Gli edifici dismessi sono la sua passione. E anche il riuso dei materiali. È per questo che l’architetto Barbara Tavoso entra nel nostro progetto Pink&Green, dedicato alle donne che hanno a che fare con l’economia circolare.

Laureata al Politecnico di Milano in Restauro Architettonico e progettista qualificata CQ, ovvero Costruire in Qualità, la Tavoso lavora anche come progettista nel mondo delle ristrutturazioni e riqualificazioni di edifici, con particolare attenzione e sensibilità ai temi della sostenibilità e del risparmio energetico e per diversi anni “parallelamente alla mia libera professione – ci racconta – sono stata anche responsabile tecnico di un vero e proprio impianto di frantumazione rifiuti edili, collaborando alla sua creazione, realizzazione e seguendo tutto l’iter progettuale e autorizzativo, mi sono avvicinata ancora di più al tema dell’importanza del riciclo e del riuso dei materiali in ambito edile e alla complessa normativa di settore“.

Legno e bioedilizia sono le sue parole chiave e soprattutto ammette: “mi diverto a sperimentare le potenzialità delle nuove tipologie edilizie in legno, piccoli moduli abitativi prefabbricati e strutture ricettive arboree“.

In poche parole, costruisce anche case sugli alberi. Come quella che ha battezzato Nido alla sughera, collocato su una splendida sughera nel grossetano, immerso in un uliveto.

Un bel progetto con alla base l’utilizzo di “materiali completamente naturali e durevoli – ribadisce – come il lamellare di larice proveniente da riforestazione Pefc, per promuovere la gestione sostenibile delle foreste, che ha dato vita al nido e che lo ha rivestito totalmente sia all’esterno: con listelli esagonali in larice che hanno creato le pareti ventilate, che all’interno: con assi di larice spazzolato sbiancato“.

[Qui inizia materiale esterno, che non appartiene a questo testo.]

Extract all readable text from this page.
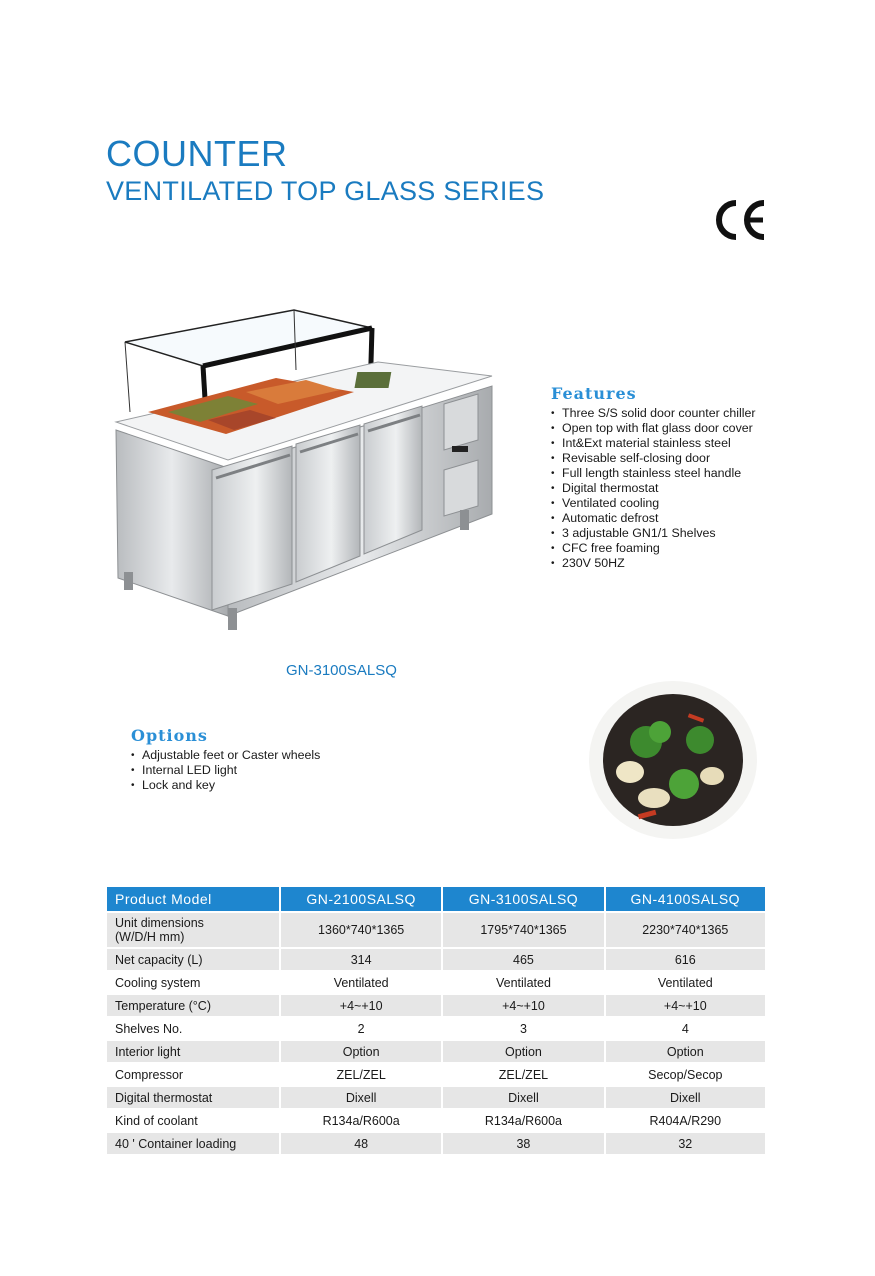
COUNTER
VENTILATED TOP GLASS SERIES
GN-3100SALSQ
Features
• Three S/S solid door counter chiller
• Open top with flat glass door cover
• Int&Ext material stainless steel
• Revisable self-closing door
• Full length stainless steel handle
• Digital thermostat
• Ventilated cooling
• Automatic defrost
• 3 adjustable GN1/1 Shelves
• CFC free foaming
• 230V 50HZ
Options
• Adjustable feet or Caster wheels
• Internal LED light
• Lock and key
Product Model	GN-2100SALSQ	GN-3100SALSQ	GN-4100SALSQ
Unit dimensions
(W/D/H mm)	1360*740*1365	1795*740*1365	2230*740*1365
Net capacity (L)	314	465	616
Cooling system	Ventilated	Ventilated	Ventilated
Temperature (°C)	+4~+10	+4~+10	+4~+10
Shelves No.	2	3	4
Interior light	Option	Option	Option
Compressor	ZEL/ZEL	ZEL/ZEL	Secop/Secop
Digital thermostat	Dixell	Dixell	Dixell
Kind of coolant	R134a/R600a	R134a/R600a	R404A/R290
40 ' Container loading	48	38	32
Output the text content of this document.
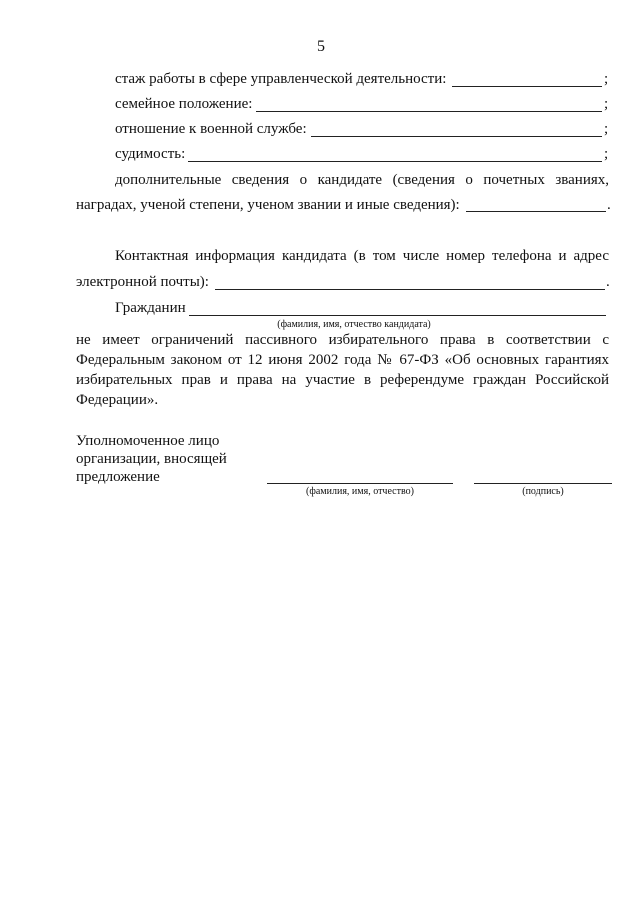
5
стаж работы в сфере управленческой деятельности:	;
семейное положение:	;
отношение к военной службе:	;
судимость:	;
дополнительные сведения о кандидате (сведения о почетных званиях,
наградах, ученой степени, ученом звании и иные сведения):	.
Контактная информация кандидата (в том числе номер телефона и адрес
электронной почты):	.
Гражданин
(фамилия, имя, отчество кандидата)
не имеет ограничений пассивного избирательного права в соответствии с Федеральным законом от 12 июня 2002 года № 67-ФЗ «Об основных гарантиях избирательных прав и права на участие в референдуме граждан Российской Федерации».
Уполномоченное лицо
организации, вносящей
предложение
(фамилия, имя, отчество)	(подпись)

L’attenzione e il fascino per il legno e per il riciclo e il riutilizzo – racconta – insieme alla passione per la lavorazione manuale del legno, mi hanno portato a realizzare personalmente, anche diversi arredi con assi da ponte recuperate e con legni di bancale“.

Nel 2019 fonda con un collega architetto, Roberto Bianchi, e con un esperto Hr, Luca Ornaghi, OrBiTa Architettura. Un mix di competenze che fanno bene all’ambiente.